Entre o particular e o coletivo, o processo de identidade exige um grau elevado de conhecimento sobre si, suas raízes, sua história. Quando essa história foi perdida, as raízes, apagadas, e a sua versão de si mesmo é fabricada pelo outro, perde-se, por completo, a dimensão de quem se é. Em busca de um resgate da identidade asiática brasileira, o livro “Vozes Amarelas”, de Monge Han, apresenta aos leitores as vivências e violências de ser uma pessoa amarela no Brasil.
“Muitas vivências se perdem no mar conturbado da história”. Enquanto a superfície reflete, a partir de raios brilhantes estrategicamente posicionados, a história ocidental branca eurocentrada, há, submersa, uma série de narrativas ricas que compõem, também, esse oceano que é a humanidade. Essas histórias subjugadas, silenciadas e esquecidas vêm, nos últimos anos, em um movimento de ruptura e emergência diante de tudo que já foi contado e que se conhece como a história do mundo, dos países e da sociedade.
Nesse sentido, é justamente em busca do resgate de um legado amarelo brasileiro que surge “Vozes Amarelas”, publicado pela editora HarperCollins, em julho deste ano. Por meio das escritas e dos desenhos de Monge Han, a figura do descendente de imigrantes asiáticos no Brasil é delineada e as histórias singulares apresentadas esboçam vivências coletivas de gerações inteiras de amarelos brasileiros no país.
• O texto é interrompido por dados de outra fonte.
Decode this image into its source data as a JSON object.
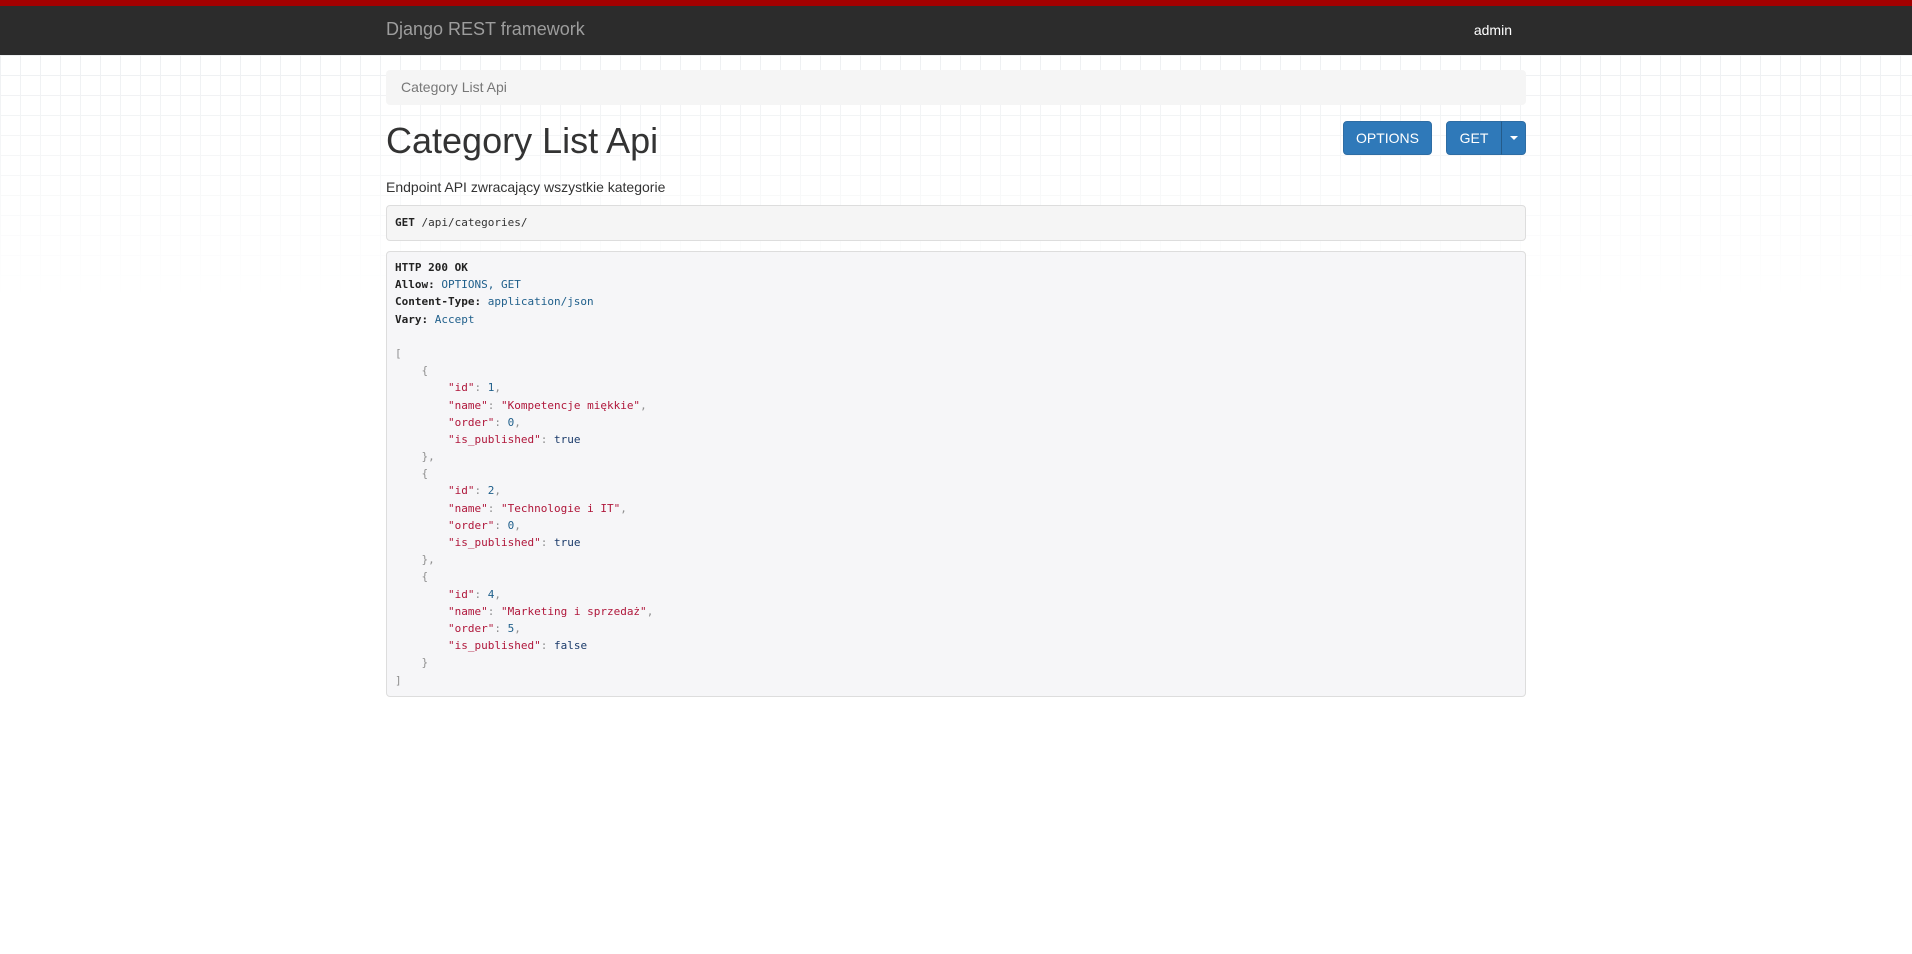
{
  "navbar": {
    "brand": "Django REST framework",
    "user": "admin"
  },
  "breadcrumb": "Category List Api",
  "page": {
    "title": "Category List Api",
    "description": "Endpoint API zwracający wszystkie kategorie"
  },
  "buttons": {
    "options": "OPTIONS",
    "get": "GET"
  },
  "request": {
    "method": "GET",
    "path": "/api/categories/"
  },
  "response": {
    "status": "HTTP 200 OK",
    "headers": [
      {
        "name": "Allow:",
        "value": "OPTIONS, GET"
      },
      {
        "name": "Content-Type:",
        "value": "application/json"
      },
      {
        "name": "Vary:",
        "value": "Accept"
      }
    ],
    "items": [
      {
        "id": "1",
        "name": "\"Kompetencje miękkie\"",
        "order": "0",
        "is_published": "true"
      },
      {
        "id": "2",
        "name": "\"Technologie i IT\"",
        "order": "0",
        "is_published": "true"
      },
      {
        "id": "4",
        "name": "\"Marketing i sprzedaż\"",
        "order": "5",
        "is_published": "false"
      }
    ],
    "keys": {
      "id": "\"id\"",
      "name": "\"name\"",
      "order": "\"order\"",
      "is_published": "\"is_published\""
    }
  },
  "colors": {
    "navbar_bg": "#2c2c2c",
    "navbar_accent": "#a30000",
    "button": "#2f79b9"
  }
}
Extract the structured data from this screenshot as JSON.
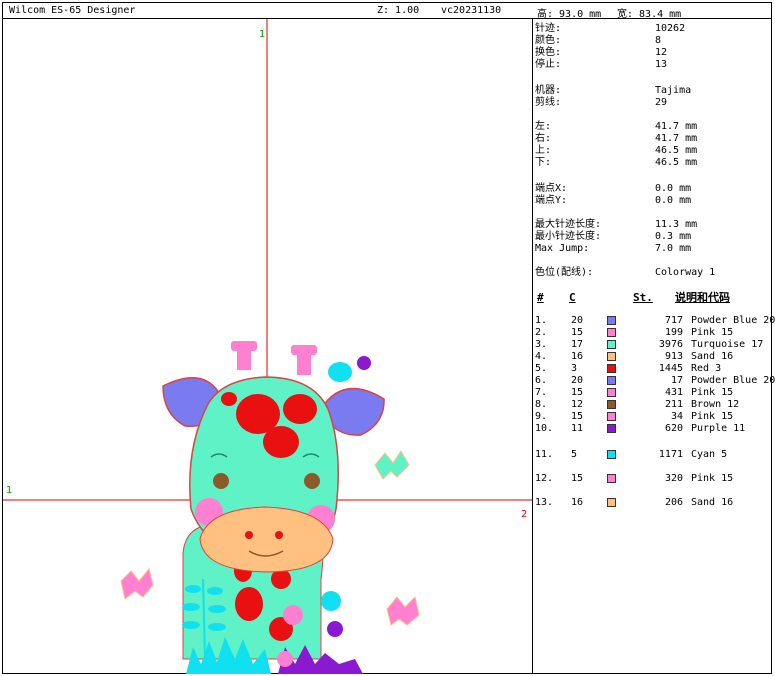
{
  "titlebar": {
    "app": "Wilcom ES-65 Designer",
    "zoom": "Z: 1.00",
    "version": "vc20231130",
    "height": "高: 93.0 mm",
    "width": "宽: 83.4 mm"
  },
  "canvas": {
    "marker_top": "1",
    "marker_left": "1",
    "marker_right": "2"
  },
  "stats": [
    {
      "label": "针迹:",
      "value": "10262"
    },
    {
      "label": "颜色:",
      "value": "8"
    },
    {
      "label": "换色:",
      "value": "12"
    },
    {
      "label": "停止:",
      "value": "13"
    },
    {
      "label": "机器:",
      "value": "Tajima"
    },
    {
      "label": "剪线:",
      "value": "29"
    },
    {
      "label": "左:",
      "value": "41.7 mm"
    },
    {
      "label": "右:",
      "value": "41.7 mm"
    },
    {
      "label": "上:",
      "value": "46.5 mm"
    },
    {
      "label": "下:",
      "value": "46.5 mm"
    },
    {
      "label": "端点X:",
      "value": "0.0 mm"
    },
    {
      "label": "端点Y:",
      "value": "0.0 mm"
    },
    {
      "label": "最大针迹长度:",
      "value": "11.3 mm"
    },
    {
      "label": "最小针迹长度:",
      "value": "0.3 mm"
    },
    {
      "label": "Max Jump:",
      "value": "7.0 mm"
    },
    {
      "label": "色位(配线):",
      "value": "Colorway 1"
    }
  ],
  "color_table": {
    "headers": {
      "num": "#",
      "code": "C",
      "stitches": "St.",
      "desc": "说明和代码"
    },
    "rows": [
      {
        "num": "1.",
        "code": "20",
        "color": "#7b7bf0",
        "stitches": "717",
        "name": "Powder Blue 20"
      },
      {
        "num": "2.",
        "code": "15",
        "color": "#ff7fd0",
        "stitches": "199",
        "name": "Pink 15"
      },
      {
        "num": "3.",
        "code": "17",
        "color": "#5ff2c6",
        "stitches": "3976",
        "name": "Turquoise 17"
      },
      {
        "num": "4.",
        "code": "16",
        "color": "#ffc080",
        "stitches": "913",
        "name": "Sand 16"
      },
      {
        "num": "5.",
        "code": "3",
        "color": "#e81010",
        "stitches": "1445",
        "name": "Red 3"
      },
      {
        "num": "6.",
        "code": "20",
        "color": "#7b7bf0",
        "stitches": "17",
        "name": "Powder Blue 20"
      },
      {
        "num": "7.",
        "code": "15",
        "color": "#ff7fd0",
        "stitches": "431",
        "name": "Pink 15"
      },
      {
        "num": "8.",
        "code": "12",
        "color": "#8b5a2b",
        "stitches": "211",
        "name": "Brown 12"
      },
      {
        "num": "9.",
        "code": "15",
        "color": "#ff7fd0",
        "stitches": "34",
        "name": "Pink 15"
      },
      {
        "num": "10.",
        "code": "11",
        "color": "#8a1ad0",
        "stitches": "620",
        "name": "Purple 11"
      },
      {
        "num": "11.",
        "code": "5",
        "color": "#10e0f0",
        "stitches": "1171",
        "name": "Cyan 5"
      },
      {
        "num": "12.",
        "code": "15",
        "color": "#ff7fd0",
        "stitches": "320",
        "name": "Pink 15"
      },
      {
        "num": "13.",
        "code": "16",
        "color": "#ffc080",
        "stitches": "206",
        "name": "Sand 16"
      }
    ]
  }
}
Monge Han, autor do livro "Vozes Amarelas" .
Monge Han é um ilustrador e designer, descendente de coreanos, e uma das principais vozes de divulgação do projeto antirracista amarelo da contemporaneidade. Seu sucesso se deu após viralizar nas redes sociais com a série de ilustrações “Criança Amarela”, que alcançou milhares de leitores - especialmente entre nós, amarelos - ao exibir experiências socioculturais vivenciadas ao longo de sua infância e adolescência como um amarelo brasileiro, como se autodenomina.
Páginas da história "Criança Amarela" liberadas em divulgação.
“Vozes Amarelas” surgiu, pois, como uma tentativa de aproximar os leitores das vivências de descendentes de imigrantes asiáticos no país, em especial provenientes da Ásia Leste, por meio de reflexões sobre identidade, ancestralidade e pertencimento. Em meio à efervescência de movimentos sociais, que ganham cada vez mais voz nas redes sociais, este livro representa uma porta de entrada para que se compreenda, num primeiro momento, o lugar a que os amarelos fomos submetidos na sociedade brasileira.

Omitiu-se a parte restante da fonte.